Resolving the AI Copyright Debate through Open Source Licensing: Classifying AI as Derivative Works

Resolving the AI Copyright Debate through Open Source Licensing: Classifying AI as Derivative Works

A proposed solution for all parties ...

What are the scales of justice, for the artist, and the AI ?

If we don't sort out the legal issues surrounding AI-generated content properly, it could have serious implications for the future of thousands of jobs.

It's better to address these issues now rather than later, as the potential damage grows with the increased use of AI across all industries.

Throughout this article, you will see the term "works" frequently used to refer to any content to which copyright can be assigned, including images, artworks, and written text. To avoid confusion, the user of the AI model will be referred to as the "human operator", this is separate from the “creator” of the AI model itself.

For the purposes of this article, we will primarily be discussing the legal issues surrounding AI art generators, as they are currently at the forefront of this debate. However, the proposed solution discussed here is applicable to all AI models, including text-based ones.

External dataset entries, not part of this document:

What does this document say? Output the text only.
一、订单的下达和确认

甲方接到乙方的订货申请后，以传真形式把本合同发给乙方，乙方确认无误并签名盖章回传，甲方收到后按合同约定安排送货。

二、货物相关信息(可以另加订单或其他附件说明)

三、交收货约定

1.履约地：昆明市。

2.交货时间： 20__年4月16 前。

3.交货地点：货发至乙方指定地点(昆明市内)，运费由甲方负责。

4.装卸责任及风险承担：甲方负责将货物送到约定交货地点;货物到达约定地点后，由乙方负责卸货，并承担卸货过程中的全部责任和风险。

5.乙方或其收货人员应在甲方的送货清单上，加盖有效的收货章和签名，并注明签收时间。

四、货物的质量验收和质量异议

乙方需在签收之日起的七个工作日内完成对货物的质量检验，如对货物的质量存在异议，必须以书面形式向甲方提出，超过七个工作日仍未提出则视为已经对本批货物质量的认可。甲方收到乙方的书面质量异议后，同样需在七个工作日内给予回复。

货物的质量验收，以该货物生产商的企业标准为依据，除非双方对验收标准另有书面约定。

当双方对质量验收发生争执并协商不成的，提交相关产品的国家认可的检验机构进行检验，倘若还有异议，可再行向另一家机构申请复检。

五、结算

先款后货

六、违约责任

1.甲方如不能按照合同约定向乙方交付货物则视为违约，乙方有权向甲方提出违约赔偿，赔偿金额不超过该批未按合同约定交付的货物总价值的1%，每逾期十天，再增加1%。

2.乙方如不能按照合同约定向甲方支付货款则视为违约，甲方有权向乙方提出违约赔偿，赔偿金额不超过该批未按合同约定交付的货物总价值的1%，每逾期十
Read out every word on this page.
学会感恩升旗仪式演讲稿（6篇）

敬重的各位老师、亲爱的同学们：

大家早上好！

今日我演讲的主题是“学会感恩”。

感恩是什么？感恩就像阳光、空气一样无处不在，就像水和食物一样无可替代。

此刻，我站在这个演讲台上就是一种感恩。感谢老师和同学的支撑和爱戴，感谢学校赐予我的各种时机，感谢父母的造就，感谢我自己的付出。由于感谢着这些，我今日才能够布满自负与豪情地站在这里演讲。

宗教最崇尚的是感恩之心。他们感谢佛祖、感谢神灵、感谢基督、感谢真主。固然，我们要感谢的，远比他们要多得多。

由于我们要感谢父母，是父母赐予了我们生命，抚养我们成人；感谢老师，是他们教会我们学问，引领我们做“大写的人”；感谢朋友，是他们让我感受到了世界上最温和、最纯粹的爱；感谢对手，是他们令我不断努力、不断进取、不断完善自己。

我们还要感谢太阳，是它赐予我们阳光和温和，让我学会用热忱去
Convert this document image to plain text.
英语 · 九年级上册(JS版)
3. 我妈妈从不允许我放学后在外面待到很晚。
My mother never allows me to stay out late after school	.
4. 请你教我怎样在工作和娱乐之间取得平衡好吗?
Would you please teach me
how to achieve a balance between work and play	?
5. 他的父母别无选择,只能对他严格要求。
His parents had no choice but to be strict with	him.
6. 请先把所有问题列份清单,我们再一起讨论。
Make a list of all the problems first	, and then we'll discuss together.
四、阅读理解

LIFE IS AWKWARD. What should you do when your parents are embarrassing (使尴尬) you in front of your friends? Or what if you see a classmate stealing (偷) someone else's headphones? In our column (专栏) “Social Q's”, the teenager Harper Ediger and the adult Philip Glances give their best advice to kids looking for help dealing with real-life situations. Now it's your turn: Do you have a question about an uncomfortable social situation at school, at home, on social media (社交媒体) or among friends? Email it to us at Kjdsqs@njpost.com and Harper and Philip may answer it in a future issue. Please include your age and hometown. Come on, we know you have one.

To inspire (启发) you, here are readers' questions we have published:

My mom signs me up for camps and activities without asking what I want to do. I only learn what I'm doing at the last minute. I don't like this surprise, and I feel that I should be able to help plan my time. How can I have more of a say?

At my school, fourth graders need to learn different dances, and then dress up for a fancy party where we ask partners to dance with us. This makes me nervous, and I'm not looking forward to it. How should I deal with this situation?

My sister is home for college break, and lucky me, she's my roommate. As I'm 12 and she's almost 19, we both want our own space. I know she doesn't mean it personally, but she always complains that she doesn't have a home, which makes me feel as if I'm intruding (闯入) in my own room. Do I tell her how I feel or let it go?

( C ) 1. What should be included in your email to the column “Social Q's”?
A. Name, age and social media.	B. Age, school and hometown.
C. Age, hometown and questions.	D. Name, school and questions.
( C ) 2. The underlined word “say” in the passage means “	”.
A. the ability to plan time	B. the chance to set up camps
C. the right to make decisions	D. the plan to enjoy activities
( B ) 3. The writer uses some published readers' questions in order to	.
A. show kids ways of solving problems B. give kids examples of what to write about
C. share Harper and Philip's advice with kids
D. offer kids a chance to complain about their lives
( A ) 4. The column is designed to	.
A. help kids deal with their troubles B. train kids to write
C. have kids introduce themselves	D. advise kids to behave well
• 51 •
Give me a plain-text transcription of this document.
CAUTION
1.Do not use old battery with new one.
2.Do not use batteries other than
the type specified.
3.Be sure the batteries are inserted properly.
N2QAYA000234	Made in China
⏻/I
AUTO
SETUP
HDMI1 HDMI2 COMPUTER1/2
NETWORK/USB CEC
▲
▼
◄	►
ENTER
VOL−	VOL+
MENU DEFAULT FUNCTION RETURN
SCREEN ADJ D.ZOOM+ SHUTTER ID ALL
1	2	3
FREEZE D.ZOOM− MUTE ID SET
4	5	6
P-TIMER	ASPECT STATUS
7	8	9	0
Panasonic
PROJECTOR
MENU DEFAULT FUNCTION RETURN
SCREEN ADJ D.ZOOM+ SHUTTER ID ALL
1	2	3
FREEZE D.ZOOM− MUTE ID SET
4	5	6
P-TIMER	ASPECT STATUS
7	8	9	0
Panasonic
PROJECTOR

A crash course on the AI copyright debate (and a disclaimer)

To oversimplify an extremely complicated topic that could fill multiple legal essays on its own, the current legal status of AI-generated content is undecided, with lawyers and members of the public advocating for either side.

One high-profile case (which is not yet finalized) is the "US Copyright Office" going back and forth on the copyright status of an AI-generated comic (link here)

At its core, the AI copyright debate revolves around three major questions:

  • Is it permissible (possibly under the concept of fair use) to use copyrighted materials to train an AI?

  • Can AI-generated works be copyrighted?

  • If so, can an AI model be co-assigned copyright of a generated work (e.g. an artwork) along with its "human operator"?

In general, these are the major arguments for AI.

  • Proposition 1: AI learns and creates (words, music, art, etc) like a human

  • Proposition 2: AI is just a tool

With the following 3 major opposition

  • Opposition 1: Only "real" humans are eligible for copyright

  • Opposition 2: Fair use is not automatic and is evaluated on a case-by-case basis

  • Opposition 3: Lack of consent, from data sources used in the dataset

There are many additional arguments for and against AI that have been made by both sides, but they are not included here because they are either not as significant as the key points or they are based on ethical considerations rather than existing legal codes.

For example, one notable argument that was left out: is the "for progress" proposition. On how AI should be allowed to learn from copyright materials to encourage progress in society, and that resisting such progress is harmful to society. This is an argument based on ethical and societal considerations and not an existing legal code.

As I am skimming the details of the debate, if you want a more in-depth read, you can consider theverge article - The scary truth about AI copyright is nobody knows what will happen next

Finally, to state the obvious, I am not your lawyer, and the following is not legal advice. Also, copyright laws differ drastically from country to country (Japan, for example, does not fully recognize fair use).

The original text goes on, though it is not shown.